With Jeff Van Gundy leaving ESPN, the network’s main NBA broadcast team needed an addition. The Worldwide Leader found that addition in Doris Burke and Doc Rivers. The two will join legendary play-by-play voice Mike Breen on the call.
The news of two new faces on the broadcast meant Van Gundy’s co-analyst Mark Jackson has been relegated.
On The Dan Le Batard Show with Stugotz on Wednesday, Dan said he’s unbothered by the move considering he rarely watches a game listening to the broadcasters.
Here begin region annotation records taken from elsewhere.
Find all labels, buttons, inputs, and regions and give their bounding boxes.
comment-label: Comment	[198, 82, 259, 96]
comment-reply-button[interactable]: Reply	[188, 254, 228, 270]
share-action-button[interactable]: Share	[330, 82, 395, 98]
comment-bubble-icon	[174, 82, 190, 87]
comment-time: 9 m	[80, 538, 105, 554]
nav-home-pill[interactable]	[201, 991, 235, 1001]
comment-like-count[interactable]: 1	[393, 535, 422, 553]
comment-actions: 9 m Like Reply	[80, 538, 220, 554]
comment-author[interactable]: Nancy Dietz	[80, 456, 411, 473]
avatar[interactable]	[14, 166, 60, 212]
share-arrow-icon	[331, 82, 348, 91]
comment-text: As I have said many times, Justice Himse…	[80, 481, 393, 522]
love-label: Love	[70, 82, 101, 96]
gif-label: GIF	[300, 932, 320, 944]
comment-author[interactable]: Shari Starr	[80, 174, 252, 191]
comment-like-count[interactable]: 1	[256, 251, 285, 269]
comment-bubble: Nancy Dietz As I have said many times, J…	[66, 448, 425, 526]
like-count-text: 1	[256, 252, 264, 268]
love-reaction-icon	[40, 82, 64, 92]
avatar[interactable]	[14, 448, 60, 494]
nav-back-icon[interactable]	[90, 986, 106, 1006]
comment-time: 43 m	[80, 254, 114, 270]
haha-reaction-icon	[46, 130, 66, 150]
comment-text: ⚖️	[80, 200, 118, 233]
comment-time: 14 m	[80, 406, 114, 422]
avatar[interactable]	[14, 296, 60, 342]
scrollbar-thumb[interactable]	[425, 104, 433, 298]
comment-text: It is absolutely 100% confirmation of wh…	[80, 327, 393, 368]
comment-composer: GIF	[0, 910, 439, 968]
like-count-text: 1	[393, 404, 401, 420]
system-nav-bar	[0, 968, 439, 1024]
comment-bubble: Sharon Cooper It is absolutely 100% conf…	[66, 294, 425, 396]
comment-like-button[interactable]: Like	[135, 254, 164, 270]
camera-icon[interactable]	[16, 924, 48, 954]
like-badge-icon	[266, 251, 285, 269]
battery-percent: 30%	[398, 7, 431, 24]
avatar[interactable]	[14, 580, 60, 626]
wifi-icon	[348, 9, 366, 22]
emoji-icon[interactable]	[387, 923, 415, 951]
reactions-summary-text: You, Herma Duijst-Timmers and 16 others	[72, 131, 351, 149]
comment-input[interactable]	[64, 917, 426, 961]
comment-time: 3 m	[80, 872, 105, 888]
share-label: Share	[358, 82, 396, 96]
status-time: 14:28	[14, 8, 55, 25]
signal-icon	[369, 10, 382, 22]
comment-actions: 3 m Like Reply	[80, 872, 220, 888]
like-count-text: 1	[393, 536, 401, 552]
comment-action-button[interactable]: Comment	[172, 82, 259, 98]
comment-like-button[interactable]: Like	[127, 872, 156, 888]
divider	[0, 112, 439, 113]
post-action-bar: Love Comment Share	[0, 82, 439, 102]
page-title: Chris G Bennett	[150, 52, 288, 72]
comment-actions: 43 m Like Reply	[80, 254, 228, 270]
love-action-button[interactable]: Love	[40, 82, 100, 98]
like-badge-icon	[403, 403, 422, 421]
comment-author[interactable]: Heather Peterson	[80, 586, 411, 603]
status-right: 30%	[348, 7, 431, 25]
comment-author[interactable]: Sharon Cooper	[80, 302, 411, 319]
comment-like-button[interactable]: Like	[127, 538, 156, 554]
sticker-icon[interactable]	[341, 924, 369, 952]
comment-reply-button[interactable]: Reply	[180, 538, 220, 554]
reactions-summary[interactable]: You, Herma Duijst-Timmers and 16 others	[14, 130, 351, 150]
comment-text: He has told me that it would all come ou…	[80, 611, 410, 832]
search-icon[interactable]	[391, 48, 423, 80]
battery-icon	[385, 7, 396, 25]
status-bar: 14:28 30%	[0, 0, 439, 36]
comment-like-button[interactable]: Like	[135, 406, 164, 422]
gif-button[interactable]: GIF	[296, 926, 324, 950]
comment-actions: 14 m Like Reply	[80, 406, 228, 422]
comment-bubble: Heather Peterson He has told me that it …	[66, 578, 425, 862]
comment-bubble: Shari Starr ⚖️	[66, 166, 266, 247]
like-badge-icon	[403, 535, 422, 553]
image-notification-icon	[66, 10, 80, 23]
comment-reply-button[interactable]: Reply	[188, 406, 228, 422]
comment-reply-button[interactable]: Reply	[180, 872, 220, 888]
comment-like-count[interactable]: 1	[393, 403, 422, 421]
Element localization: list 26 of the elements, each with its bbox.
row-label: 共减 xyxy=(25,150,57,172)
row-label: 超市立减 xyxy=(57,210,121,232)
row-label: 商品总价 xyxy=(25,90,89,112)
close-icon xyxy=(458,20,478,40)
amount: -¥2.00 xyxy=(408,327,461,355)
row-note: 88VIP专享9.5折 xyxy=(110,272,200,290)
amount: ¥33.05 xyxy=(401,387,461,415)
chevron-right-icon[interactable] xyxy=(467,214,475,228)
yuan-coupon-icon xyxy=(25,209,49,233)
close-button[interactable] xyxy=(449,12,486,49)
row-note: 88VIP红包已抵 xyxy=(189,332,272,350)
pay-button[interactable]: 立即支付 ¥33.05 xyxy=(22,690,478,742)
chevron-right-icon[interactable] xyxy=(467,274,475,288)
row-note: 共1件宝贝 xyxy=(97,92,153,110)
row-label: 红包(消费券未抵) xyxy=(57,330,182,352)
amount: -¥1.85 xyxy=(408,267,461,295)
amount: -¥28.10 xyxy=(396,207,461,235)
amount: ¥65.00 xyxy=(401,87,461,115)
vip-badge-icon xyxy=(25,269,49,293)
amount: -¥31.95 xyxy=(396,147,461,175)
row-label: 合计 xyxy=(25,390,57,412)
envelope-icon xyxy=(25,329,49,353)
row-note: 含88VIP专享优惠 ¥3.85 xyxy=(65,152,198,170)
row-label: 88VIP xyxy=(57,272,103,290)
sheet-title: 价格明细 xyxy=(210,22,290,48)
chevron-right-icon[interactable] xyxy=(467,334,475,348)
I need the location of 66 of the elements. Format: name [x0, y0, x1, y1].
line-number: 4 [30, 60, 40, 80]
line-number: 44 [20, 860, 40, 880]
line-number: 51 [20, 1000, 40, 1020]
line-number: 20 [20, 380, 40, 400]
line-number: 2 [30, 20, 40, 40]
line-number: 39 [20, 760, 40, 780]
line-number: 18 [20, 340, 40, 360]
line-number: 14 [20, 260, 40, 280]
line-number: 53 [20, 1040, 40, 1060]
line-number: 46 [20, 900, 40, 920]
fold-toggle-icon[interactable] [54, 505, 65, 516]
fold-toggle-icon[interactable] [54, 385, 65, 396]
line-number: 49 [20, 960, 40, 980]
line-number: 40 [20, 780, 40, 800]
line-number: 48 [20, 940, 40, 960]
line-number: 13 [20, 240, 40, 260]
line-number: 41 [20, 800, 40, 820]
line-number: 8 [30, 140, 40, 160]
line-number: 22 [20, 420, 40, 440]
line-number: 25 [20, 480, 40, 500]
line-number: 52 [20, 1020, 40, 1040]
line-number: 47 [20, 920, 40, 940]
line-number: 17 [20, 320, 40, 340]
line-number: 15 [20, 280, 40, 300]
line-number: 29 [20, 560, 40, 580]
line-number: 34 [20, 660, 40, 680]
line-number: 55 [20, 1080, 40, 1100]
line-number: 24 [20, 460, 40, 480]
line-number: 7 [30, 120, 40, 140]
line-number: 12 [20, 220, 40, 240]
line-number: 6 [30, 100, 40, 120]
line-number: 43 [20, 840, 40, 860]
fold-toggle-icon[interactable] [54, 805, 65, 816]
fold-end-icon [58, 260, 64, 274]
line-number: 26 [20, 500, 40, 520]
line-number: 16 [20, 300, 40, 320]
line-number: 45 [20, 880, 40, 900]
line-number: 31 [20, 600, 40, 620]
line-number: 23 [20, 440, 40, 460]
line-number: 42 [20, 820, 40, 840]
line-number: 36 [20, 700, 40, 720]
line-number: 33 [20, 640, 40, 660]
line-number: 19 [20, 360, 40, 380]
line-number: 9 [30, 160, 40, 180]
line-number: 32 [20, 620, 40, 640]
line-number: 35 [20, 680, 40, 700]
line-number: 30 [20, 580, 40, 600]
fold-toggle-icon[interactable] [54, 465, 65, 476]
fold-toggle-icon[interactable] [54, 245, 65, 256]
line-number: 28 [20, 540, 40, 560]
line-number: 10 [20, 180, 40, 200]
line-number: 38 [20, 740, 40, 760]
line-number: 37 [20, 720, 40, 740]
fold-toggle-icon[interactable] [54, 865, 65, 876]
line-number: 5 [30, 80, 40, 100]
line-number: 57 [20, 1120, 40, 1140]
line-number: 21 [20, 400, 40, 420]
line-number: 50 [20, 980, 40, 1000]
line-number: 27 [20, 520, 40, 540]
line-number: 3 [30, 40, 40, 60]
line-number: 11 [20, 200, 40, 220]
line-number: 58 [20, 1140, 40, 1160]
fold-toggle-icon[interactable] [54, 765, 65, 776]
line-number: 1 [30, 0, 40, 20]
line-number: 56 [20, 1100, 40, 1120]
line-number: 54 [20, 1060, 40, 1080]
“To me, as someone who largely consumes these things with the sound down, I almost don’t care at all who is broadcasting that you could only get my attention if you’re truly awful,” Le Batard said. “And most of the other pieces I view as interchangeable. So I imagine Doc Rivers and Doris Burke and Mike Breen will be about as good as Jeff Van Gundy, Mark Jackson and Mike Breen.”
Stugotz chimed in saying the broadcasting pairings are a nonfactor in whether or not he watches an NBA contest.
“I don’t care if no one’s calling the game. If it’s a game I want to watch, I’m going to watch the NBA game,” he said. “Like people get outraged about this stuff, and I guess I understand why. But if you want to watch a basketball game, you’re not tuning in because Mike Breen is calling it.”
Amin Elhassan added that the decision to go with some fresh analysts alongside Breen was largely due in part to the fact that Jeff Van Gundy, and to some extent Jackson, wasn’t shy about being overly critical of officiating and things like load management. He said it doesn’t matter in the grand scheme of things who calls the games, but it made sense that the league and ESPN would want to try to go in a different direction.
“However many millions of people are watching, this is the most watched event in our sport, and you’re getting bombarded with kind of a negativity,” Elhassan said. “I can see from the league’s standpoint of ‘Yo, we’re trying to do a thing here. We’re trying to sell this. We’re trying to like let people be excited about it and be optimistic about it.'”
“You do need a breath of positivity in it,” Amin added. “From that standpoint, I don’t think you’re right. People don’t turn off or turn on the game, but our overall perception of the game can be colored by the people who are bringing it to us at the highest profile moments.”